Introducing the Binomial Heap data structure 3 – Arrays, collections and data structures
Implementing unionHeap(BinomialHeap heap)
Consider two Binomial Heaps (H1 and H2). The goal of the union operation is to create H3 by unifying H1 with H2. Let’s assume that H1 (having a conventional string representation used by our application as 31 22 [ 40 ] 8 [ 13 [ 24 ] 11 ]) and H2 (55 24 [ 45 ] 3 [ 7 [ 29 [ 40 ] 9 ] 5 [ 37 ] 18 ]) are those from the following figure:
Figure 5.31 – Two Binomial Heaps, H1 and H2
The contract of unification starts with an initial merging of H1 and H2 in the order of their degrees. In our case the merge operation produces the following output:
Figure 5.31 – Merging H1 and H2
This operation is performed by the following helper method:
private Node merge(BinomialHeap h1, BinomialHeap h2) {
if (h1.head == null) {
return h2.head;
} else if (h2.head == null) {
return h1.head;
} else {
Node headIt;
Node h1Next = h1.head;
Node h2Next = h2.head;
if (h1.head.degree <= h2.head.degree) {
headIt = h1.head;
h1Next = h1Next.sibling;
} else {
headIt = h2.head;
h2Next = h2Next.sibling;
}
Node tail = headIt;
while (h1Next != null && h2Next != null) {
if (h1Next.degree <= h2Next.degree) {
tail.sibling = h1Next;
h1Next = h1Next.sibling;
} else {
tail.sibling = h2Next;
h2Next = h2Next.sibling;
}
tail = tail.sibling;
}
if (h1Next != null) {
tail.sibling = h1Next;
} else {
tail.sibling = h2Next;
}
return headIt;
}
}
Next, we need to combine the Binomial Trees of the same order. While we traverse the roots of the merged heaps (here, 31, 55, 22, 24, 8, and 3) we use three pointers denoted as PREV-X (the previous node of the current node), X (the current node), and NEXT-X (the next node of the current node). These pointers help us to solve the following four cases:
Case 1: The X and NEXT-X have different orders. In this case, we just move the X pointer ahead.

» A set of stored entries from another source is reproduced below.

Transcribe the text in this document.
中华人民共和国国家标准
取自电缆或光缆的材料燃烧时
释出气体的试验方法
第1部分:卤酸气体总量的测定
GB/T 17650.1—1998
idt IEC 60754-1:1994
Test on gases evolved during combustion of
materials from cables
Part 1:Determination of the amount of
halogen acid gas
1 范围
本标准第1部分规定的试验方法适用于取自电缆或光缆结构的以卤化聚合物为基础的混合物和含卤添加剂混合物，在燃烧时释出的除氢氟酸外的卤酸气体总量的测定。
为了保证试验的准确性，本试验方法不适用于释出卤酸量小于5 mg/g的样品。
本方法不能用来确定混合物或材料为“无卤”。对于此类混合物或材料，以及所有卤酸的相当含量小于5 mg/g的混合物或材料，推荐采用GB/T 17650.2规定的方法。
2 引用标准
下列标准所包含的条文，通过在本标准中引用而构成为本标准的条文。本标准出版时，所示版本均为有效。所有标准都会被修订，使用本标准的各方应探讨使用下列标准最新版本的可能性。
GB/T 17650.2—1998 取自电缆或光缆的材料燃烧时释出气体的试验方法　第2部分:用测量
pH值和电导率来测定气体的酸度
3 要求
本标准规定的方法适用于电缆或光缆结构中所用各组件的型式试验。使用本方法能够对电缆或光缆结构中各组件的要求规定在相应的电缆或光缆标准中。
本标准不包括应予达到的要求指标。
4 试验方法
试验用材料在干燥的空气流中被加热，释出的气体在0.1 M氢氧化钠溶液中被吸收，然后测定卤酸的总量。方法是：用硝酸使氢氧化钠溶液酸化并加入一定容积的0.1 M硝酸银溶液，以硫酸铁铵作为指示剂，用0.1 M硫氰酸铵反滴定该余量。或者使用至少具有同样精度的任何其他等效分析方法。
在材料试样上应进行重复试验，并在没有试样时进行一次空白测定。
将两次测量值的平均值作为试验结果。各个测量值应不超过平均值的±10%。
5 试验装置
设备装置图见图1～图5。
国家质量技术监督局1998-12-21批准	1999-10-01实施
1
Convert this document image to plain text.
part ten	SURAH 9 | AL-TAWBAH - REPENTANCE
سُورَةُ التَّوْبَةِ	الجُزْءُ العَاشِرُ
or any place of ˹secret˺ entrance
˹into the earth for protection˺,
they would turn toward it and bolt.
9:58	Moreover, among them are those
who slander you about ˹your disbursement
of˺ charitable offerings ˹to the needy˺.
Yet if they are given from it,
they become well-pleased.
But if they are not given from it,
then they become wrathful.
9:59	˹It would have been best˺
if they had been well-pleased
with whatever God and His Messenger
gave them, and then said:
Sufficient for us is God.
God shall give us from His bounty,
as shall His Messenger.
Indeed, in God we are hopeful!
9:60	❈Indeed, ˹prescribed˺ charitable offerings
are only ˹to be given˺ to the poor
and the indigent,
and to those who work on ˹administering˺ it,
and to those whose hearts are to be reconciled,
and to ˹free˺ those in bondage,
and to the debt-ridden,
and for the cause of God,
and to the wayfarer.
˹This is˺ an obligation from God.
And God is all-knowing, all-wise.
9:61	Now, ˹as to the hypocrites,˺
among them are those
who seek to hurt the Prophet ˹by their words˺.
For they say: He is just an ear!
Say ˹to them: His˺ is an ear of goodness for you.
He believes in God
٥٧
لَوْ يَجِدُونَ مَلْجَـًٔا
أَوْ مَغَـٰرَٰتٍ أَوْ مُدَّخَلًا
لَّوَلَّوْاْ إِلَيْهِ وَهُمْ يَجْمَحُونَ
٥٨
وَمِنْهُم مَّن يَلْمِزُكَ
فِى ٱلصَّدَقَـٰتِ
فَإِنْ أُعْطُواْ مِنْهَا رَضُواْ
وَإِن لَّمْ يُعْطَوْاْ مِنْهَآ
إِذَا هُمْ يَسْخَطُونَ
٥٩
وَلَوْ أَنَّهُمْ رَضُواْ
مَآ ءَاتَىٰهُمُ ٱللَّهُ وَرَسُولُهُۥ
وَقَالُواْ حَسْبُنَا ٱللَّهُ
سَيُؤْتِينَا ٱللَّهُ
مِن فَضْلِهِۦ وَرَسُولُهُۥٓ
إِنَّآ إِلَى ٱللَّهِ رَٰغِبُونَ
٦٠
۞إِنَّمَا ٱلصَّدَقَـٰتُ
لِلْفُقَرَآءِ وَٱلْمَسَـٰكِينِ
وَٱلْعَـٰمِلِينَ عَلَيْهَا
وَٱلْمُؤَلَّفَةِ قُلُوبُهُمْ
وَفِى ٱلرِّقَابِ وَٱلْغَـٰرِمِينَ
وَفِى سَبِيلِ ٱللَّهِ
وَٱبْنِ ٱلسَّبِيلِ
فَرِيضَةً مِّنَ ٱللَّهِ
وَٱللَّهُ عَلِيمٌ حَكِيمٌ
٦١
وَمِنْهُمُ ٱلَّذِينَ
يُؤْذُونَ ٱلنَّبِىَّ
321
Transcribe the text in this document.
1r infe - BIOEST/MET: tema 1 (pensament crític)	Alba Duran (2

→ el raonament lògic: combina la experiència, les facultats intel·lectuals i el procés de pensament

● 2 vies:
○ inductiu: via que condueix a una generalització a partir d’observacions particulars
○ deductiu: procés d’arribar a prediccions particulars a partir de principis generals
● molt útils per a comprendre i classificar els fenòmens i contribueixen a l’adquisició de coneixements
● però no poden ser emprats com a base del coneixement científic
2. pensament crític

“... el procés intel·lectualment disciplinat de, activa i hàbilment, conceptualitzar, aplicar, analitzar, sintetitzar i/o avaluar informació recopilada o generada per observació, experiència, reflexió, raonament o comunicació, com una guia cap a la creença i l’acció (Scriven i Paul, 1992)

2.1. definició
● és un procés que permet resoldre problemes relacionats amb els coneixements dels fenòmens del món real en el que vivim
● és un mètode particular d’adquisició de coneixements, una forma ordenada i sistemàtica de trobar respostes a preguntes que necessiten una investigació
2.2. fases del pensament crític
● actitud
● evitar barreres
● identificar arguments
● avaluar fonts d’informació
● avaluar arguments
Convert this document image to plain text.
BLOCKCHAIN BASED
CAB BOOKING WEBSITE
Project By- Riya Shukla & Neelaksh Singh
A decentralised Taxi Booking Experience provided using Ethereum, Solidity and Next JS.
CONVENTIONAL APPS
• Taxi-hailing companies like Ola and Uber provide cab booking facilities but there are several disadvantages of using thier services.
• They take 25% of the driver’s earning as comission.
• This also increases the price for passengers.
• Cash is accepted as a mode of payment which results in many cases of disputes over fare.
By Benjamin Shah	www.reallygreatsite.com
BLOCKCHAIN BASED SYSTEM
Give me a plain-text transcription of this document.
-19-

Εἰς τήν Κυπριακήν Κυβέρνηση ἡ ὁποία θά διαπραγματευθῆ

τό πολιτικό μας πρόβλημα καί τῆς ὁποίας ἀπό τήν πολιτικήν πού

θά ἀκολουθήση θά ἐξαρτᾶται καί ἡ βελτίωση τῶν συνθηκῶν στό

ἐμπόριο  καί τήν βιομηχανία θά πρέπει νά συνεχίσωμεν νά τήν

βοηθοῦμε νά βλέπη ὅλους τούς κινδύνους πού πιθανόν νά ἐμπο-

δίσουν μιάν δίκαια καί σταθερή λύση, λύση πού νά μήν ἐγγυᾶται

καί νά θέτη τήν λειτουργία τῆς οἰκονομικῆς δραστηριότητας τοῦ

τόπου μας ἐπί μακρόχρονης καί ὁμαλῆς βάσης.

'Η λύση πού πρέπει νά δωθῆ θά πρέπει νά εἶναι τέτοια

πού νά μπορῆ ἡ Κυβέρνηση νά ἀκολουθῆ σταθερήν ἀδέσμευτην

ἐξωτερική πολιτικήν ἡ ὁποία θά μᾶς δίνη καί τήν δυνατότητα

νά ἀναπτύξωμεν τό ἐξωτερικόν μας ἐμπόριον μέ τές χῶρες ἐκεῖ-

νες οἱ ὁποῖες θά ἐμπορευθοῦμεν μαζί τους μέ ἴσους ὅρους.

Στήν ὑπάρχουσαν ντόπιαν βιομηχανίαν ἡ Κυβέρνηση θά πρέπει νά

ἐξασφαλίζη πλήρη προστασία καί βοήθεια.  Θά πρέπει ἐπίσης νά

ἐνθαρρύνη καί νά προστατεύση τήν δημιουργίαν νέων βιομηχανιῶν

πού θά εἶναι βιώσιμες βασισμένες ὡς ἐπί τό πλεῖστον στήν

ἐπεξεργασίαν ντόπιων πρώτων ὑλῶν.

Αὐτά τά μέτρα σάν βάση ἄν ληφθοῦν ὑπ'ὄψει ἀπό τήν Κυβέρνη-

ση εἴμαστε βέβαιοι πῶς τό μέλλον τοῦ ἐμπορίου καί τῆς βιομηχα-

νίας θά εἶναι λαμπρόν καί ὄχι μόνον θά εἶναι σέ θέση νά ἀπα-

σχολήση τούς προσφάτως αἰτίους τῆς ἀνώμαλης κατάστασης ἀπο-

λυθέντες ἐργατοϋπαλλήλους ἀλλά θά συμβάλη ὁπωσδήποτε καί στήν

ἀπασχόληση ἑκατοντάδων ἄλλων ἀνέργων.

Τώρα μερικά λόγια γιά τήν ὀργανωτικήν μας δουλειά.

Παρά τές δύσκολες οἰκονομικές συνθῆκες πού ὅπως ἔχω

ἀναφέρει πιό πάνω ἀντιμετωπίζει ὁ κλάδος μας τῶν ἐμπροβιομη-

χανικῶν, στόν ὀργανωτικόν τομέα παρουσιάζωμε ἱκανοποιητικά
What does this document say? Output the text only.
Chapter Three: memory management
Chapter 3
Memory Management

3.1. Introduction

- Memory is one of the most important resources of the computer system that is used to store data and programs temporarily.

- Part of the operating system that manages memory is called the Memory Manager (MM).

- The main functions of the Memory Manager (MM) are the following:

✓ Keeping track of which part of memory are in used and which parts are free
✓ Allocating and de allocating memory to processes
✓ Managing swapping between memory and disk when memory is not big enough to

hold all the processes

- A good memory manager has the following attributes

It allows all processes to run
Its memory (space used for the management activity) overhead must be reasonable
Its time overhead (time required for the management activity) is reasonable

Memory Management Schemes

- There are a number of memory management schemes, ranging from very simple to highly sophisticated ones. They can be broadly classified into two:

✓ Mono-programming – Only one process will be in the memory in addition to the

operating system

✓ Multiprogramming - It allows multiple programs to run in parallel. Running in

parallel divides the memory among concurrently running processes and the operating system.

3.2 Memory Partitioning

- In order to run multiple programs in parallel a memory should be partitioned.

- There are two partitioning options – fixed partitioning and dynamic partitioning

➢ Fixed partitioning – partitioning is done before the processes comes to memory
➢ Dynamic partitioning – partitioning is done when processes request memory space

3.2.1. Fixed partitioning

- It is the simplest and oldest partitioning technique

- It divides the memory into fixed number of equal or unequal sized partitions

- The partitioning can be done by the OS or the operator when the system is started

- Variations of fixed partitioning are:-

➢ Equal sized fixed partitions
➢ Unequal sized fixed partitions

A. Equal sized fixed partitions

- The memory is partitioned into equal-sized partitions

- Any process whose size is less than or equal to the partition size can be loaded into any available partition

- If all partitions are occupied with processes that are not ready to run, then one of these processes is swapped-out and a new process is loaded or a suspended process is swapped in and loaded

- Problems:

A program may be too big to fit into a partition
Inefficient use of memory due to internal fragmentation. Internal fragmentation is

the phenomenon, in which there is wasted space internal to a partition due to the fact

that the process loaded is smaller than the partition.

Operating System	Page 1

Case 2: The X, NEXT-X, and NEXT-NEXT-X have the same order. In this case, we just move the X pointer ahead.
Case 3: The X and NEXT-X have the same order different from NEXT-NEXT-X. And, if X.KEY <= NEXT-X.KEY then NEXT-X becomes the child of X.
Case 4: The X and NEXT-X have the same order different from NEXT-NEXT-X. And, if X.KEY > NEXT-X.KEY then X becomes the child of NEXT-X.
If we apply these four cases to our example that we notice that after merging H1 and H2, we are in Case 3 since X and NEXT-X have the same order (B0) which is different from the order of NEXT-NEXT-X (which is B1) and X.KEY = 31 < 55 = NEXT-X.KEY. So, NEXT-X becomes the child of X as in the following figure:
Figure 5.32 – Applying Case 3
Going further, we notice that X, NEXT-X, and NEXT-NEXT-X have the same order B1. This means that we are in Case 2, so we have to move the X pointer forward as in the following figure:
Figure 5.33 – Applying Case 2
Next, we are in Case 3 again. We have that X and NEXT-X have the same order (B1) which is different from the order of NEXT-NEXT-X (B2). And, we also have that X.KEY = 22 < 24 = NEXT-X.KEY, so X-NEXT becomes the child of X as in the following figure:
Figure 5.34 – Applying Case 3 again
Next, we are in Case 4. We have that X and NEXT-X have the same order (B2) which is different from the order of NEXT-NEXT-X (B3). And, we also have that X.KEY = 22 > 8 = NEXT-X.KEY, so X becomes the child of X-NEXT as in the following figure:
Figure 5.36 – Applying Case 4
Next, we are in Case 4 again. We have that X and NEXT-X have the same order (B3) which is different from the order of NEXT-NEXT-X (null). And, we also have that X.KEY = 8 > 3 = NEXT-X.KEY, so X becomes the child of X-NEXT as in the following figure:
Figure 5.37 – Applying Case 4 again
At this point, none of the four cases is valid so this is the final form of the Binomial Heap.Based on this example, we can implement the union operation as follows (notice the highlighted cases directly on the code):
private Node unionHeap(BinomialHeap heap) {
Node mergeHeap = merge(this, heap);
head = null;
heap.head = null;
if (mergeHeap == null) {
return null;
}
Node previousNode = null;
Node currentNode = mergeHeap;
Node nextNode = mergeHeap.sibling;
while (nextNode != null) {
if (currentNode.degree != nextNode.degree
|| (nextNode.sibling != null
&& nextNode.sibling.degree == currentNode.degree)) {
[C:1,2] previousNode = currentNode;
[C:1,2] currentNode = nextNode;
} else {
if (currentNode.key < nextNode.key) {
[C:3] currentNode.sibling = nextNode.sibling;
[C:3] linkNodes(currentNode, nextNode);
[C:4] } else {
[C:4] if (previousNode == null) {
[C:4] mergeHeap = nextNode;
[C:4] } else {
[C:4] previousNode.sibling = nextNode;
[C:4] }
[C:4]
[C:4] linkNodes(nextNode, currentNode);
[C:4] currentNode = nextNode;
}
}
nextNode = currentNode.sibling;
}
return mergeHeap;
}
The linkNodes() method is a helper method that links the current node with the next node:
private void linkNodes(Node minNodeTree, Node other) {
other.parent = minNodeTree;
other.sibling = minNodeTree.child;
minNodeTree.child = other;
minNodeTree.degree++;
}
Done! You can find the complete application in the bundled code.